There is no convenient graphical way to represent domains; we’ll discuss this issue in a later page. For the moment, our Customers relation scheme looks exactly like the Customer class diagram, only drawn sideways. However, it won’t stay that way for long as there are still more concepts to introduce.

Everything is a set

It’s important to recognize that defining schemes or domains as sets of elements automatically tells us a lot more about them, from the mathematical properties of sets.

  • A set cannot contain duplicate elements.
  • The elements in a set are unordered.
  • Given a set, rules can be developed to determine when an element can be included or excluded from it.
  • We can define subsets of them; for example, we can display only a selected set of attributes from a scheme, or we can limit the domain of an attribute to a specific range of values.
  • They may be manipulated with the usual set operators: union, intersection, etc. For example, given a set of customers from one company and a second set of customers from a different company, the intersection of these gives the set of customers in common to both companies.

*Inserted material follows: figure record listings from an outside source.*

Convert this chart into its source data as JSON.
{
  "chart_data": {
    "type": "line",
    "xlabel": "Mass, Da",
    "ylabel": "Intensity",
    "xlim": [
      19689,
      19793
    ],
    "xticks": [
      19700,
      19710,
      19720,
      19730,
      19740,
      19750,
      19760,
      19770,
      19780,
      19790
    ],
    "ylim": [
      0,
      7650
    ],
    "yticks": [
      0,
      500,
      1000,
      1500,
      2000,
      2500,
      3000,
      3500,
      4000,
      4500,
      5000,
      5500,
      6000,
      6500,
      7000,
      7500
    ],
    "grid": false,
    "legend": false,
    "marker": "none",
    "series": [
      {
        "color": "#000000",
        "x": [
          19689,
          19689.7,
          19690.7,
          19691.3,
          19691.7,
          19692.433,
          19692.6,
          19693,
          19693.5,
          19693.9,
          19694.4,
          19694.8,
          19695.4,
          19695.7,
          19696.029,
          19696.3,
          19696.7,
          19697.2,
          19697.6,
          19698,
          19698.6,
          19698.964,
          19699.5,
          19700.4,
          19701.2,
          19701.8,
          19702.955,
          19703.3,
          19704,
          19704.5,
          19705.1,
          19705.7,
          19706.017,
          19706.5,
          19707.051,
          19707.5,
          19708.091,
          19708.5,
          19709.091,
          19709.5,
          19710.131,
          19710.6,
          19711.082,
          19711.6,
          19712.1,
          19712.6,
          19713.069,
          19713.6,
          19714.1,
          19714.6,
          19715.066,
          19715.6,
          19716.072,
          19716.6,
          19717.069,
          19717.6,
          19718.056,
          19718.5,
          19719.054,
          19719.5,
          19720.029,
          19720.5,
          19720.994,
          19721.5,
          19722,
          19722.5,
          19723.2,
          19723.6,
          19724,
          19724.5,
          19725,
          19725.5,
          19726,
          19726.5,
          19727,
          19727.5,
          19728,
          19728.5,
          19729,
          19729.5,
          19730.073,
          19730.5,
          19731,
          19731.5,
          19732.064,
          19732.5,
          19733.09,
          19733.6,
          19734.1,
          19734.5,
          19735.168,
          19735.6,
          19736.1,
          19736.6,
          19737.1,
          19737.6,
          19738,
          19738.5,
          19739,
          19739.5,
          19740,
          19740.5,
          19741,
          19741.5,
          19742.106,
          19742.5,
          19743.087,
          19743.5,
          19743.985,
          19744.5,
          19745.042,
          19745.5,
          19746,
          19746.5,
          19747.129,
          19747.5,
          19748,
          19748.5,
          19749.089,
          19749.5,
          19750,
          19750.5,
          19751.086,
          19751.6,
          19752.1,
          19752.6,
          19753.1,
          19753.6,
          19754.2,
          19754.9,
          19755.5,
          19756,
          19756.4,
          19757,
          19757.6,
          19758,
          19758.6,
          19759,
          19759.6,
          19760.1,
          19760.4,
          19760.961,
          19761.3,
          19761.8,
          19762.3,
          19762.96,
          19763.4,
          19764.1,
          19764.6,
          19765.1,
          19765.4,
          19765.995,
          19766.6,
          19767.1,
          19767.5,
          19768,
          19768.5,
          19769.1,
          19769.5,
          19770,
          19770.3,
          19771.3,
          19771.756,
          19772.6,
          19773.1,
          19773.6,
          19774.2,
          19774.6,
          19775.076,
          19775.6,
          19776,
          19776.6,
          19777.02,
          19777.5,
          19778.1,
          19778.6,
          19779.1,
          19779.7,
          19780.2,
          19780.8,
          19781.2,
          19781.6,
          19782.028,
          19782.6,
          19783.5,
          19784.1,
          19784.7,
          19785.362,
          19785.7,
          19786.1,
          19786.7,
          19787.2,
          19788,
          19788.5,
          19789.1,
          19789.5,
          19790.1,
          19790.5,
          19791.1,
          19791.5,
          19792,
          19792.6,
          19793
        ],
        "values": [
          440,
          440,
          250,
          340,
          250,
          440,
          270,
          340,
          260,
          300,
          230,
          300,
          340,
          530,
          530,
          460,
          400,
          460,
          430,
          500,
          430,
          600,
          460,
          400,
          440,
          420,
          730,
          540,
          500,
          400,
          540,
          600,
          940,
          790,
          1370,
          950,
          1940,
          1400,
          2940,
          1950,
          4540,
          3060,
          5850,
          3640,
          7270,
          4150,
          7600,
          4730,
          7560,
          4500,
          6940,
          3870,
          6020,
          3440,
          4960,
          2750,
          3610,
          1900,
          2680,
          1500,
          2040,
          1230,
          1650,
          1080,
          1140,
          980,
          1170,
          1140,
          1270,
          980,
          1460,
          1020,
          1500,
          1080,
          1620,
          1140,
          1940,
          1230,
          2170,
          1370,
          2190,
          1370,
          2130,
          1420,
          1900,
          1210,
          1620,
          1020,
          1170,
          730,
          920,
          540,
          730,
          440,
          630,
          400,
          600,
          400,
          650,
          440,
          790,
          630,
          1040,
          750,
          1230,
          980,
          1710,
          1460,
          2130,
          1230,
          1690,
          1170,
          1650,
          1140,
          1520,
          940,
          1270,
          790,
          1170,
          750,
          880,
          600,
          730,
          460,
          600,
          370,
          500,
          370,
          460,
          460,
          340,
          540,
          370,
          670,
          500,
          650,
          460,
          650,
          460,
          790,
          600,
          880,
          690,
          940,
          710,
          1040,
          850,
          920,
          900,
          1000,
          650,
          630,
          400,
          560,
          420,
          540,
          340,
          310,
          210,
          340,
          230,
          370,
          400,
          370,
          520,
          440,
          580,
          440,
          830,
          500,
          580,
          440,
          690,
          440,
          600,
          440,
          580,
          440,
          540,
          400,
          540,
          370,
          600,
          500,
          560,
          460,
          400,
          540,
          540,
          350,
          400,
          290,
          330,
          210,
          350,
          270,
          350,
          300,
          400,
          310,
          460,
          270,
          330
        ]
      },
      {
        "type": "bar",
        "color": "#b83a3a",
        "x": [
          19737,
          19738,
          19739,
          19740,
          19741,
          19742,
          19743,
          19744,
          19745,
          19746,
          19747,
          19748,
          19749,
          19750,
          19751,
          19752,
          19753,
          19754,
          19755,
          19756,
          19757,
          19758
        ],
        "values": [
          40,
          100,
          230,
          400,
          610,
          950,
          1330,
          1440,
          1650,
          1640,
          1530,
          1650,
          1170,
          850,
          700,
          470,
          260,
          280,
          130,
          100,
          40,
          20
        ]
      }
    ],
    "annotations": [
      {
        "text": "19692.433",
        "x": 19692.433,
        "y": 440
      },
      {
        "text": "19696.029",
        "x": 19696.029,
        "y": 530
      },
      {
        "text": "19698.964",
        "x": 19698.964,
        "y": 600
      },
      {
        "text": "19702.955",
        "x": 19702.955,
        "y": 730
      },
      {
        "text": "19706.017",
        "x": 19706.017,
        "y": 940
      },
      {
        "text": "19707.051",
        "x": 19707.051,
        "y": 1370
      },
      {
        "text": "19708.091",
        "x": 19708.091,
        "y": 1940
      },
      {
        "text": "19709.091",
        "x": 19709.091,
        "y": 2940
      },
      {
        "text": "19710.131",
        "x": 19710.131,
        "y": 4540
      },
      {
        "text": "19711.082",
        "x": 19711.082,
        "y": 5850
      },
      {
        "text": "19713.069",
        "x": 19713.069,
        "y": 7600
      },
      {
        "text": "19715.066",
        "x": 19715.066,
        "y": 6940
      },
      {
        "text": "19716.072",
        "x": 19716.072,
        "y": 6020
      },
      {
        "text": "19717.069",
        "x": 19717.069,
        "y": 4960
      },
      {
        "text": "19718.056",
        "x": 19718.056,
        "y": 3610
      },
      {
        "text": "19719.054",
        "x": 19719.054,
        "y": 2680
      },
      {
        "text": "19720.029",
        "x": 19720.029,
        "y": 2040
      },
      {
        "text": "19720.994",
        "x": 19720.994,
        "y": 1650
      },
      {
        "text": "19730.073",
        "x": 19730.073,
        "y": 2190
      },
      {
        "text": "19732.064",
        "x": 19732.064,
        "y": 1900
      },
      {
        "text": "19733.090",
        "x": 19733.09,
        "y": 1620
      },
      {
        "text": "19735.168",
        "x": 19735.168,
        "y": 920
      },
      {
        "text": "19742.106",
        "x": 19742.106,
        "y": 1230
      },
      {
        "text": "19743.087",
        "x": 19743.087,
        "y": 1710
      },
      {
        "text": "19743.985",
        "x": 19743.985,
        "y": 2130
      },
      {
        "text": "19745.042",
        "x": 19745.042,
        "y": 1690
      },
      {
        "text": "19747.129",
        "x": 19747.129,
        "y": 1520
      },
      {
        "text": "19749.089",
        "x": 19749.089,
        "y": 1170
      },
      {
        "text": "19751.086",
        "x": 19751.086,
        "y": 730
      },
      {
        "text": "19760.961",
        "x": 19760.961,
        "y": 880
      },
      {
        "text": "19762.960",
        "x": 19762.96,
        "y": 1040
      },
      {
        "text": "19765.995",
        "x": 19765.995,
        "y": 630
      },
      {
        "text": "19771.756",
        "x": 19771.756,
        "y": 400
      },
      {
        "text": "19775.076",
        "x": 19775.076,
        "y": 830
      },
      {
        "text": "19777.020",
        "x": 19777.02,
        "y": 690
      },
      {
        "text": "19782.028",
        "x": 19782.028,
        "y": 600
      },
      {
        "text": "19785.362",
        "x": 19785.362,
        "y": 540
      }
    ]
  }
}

The properties of sets discussed above can be applied to the Customers example.

  • The Customers scheme cannot have two phone attributes (even if they are called phone1 and phone2).
  • It doesn't matter if a customer's last name is listed at the start or at the end of the relation scheme.
  • The rules that include/exclude elements from a domain tell us that zip codes don’t belong in the domain (set) of phone numbers, and vice-versa. Note that both may be defined with a data type of string, yet, they clearly have different rules.

Table structure in SQL

When we actually build the database, each relation scheme becomes the structure for one table. The SQL syntax for creating the table includes a data type for each attribute, which is needed for the database but a data type is not the same as the domain of the attribute.

Example: customers table

CREATE TABLE customers (
   first_name VARCHAR(20) NOT NULL,
   last_name  VARCHAR(20) NOT NULL,
   phone      VARCHAR(20) NOT NULL,
   street     VARCHAR(50),
   zipcode    VARCHAR(5));

In this example, VARCHAR is a datatype in SQL databases that state the values of the column are variable-length character string of no more than the number of characters in parentheses. Consult your own system documentation for supported data types. We will explain the extra keyword NOT NULL when we look at rows and tables.